Tarif Pasta Italia ke AS Tak Jadi Melonjak 107 Persen
– Kementerian Perdagangan Amerika Serikat (AS) berencana memangkas secara signifikan tarif yang akan diberlakukan terhadap produk pasta dari sejumlah produsen Italia pada akhir tahun ini.
Sebelumnya, produk dari Uni Eropa telah dikenakan tarif minimal 15 persen. Pada Oktober lalu, Departemen Perdagangan AS mengusulkan tarif khusus pasta sebesar 92 persen, yang membuat total tarif pasta Italia mencapai 107 persen.
Namun, dalam laporan pasca-penetapan awal yang dipublikasikan pada Rabu (31/12/2025), Departemen Perdagangan AS menyatakan tarif tersebut akan diturunkan menjadi kisaran 24 persen hingga 29 persen.

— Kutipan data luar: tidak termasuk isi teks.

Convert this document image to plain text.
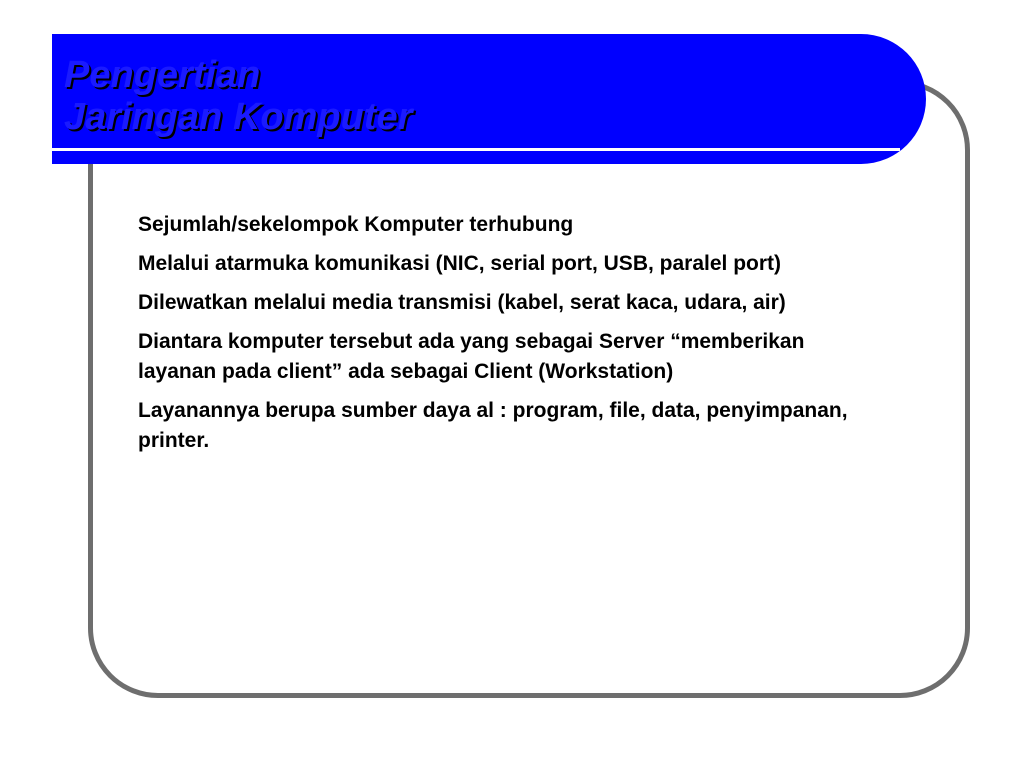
Pengertian
Jaringan Komputer
Sejumlah/sekelompok Komputer terhubung
Melalui atarmuka komunikasi (NIC, serial port, USB, paralel port)
Dilewatkan melalui media transmisi (kabel, serat kaca, udara, air)
Diantara komputer tersebut ada yang sebagai Server “memberikan layanan pada client” ada sebagai Client (Workstation)
Layanannya berupa sumber daya al : program, file, data, penyimpanan, printer.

Tarif final dijadwalkan diumumkan pada 12 Maret 2026. Kementerian Perdagangan AS menyebut penurunan tarif itu merupakan hasil investigasi atas dugaan praktik dumping, yakni penjualan pasta dengan harga yang dinilai tidak wajar.
Dikutip dari CNN, Sabtu (3/1/2026), seorang pejabat Kementerian Perdagangan AS mengatakan rekomendasi penurunan tarif dilakukan setelah adanya “evaluasi atas komentar tambahan yang diterima setelah penetapan awal.”
“Irgan produsen pasta Italia telah menjawab banyak kekhawatiran Departemen Perdagangan yang disampaikan dalam penetapan awal, dan ini mencerminkan komitmen kami terhadap proses yang adil dan transparan,” kata pejabat tersebut.
Potensi tarif ini berdampak pada 13 produsen pasta asal Italia. Kebijakan tersebut berawal dari pengaduan antidumping yang diajukan dua perusahaan Amerika Serikat, yakni 8th Avenue Food & Provisions dan Winland Foods, kepada Departemen Perdagangan AS pada Juli tahun lalu.
Dalam pengaduan itu, kedua perusahaan yang berbasis di wilayah Midwest menuduh sejumlah produsen Italia menjual pasta ke pasar AS dengan harga lebih rendah dari harga wajar.
Hasil investigasi awal yang dirilis pada September menyebut dua perusahaan Italia, La Molisana dan Pastificio Lucio Garofalo, menjual pasta ke AS “di bawah nilai normal.”
Keduanya juga dinilai tidak kooperatif serta memberikan data yang “tidak lengkap dan tidak dapat diandalkan.”
Departemen Perdagangan AS menyatakan kedua perusahaan tersebut menyumbang volume penjualan pasta terbesar ke Amerika Serikat. Hingga kini, keduanya belum memberikan tanggapan atas permintaan komentar dari CNN.
Menanggapi perkembangan tersebut, Kementerian Luar Negeri Italia menyatakan peninjauan ulang tarif itu menunjukkan pengakuan otoritas AS atas sikap kooperatif perusahaan-perusahaan Italia.
“Penetapan ulang tarif ini menjadi tanda pengakuan otoritas Amerika Serikat atas kesediaan perusahaan kami untuk bekerja sama,” demikian pernyataan Kementerian Luar Negeri Italia pada Kamis.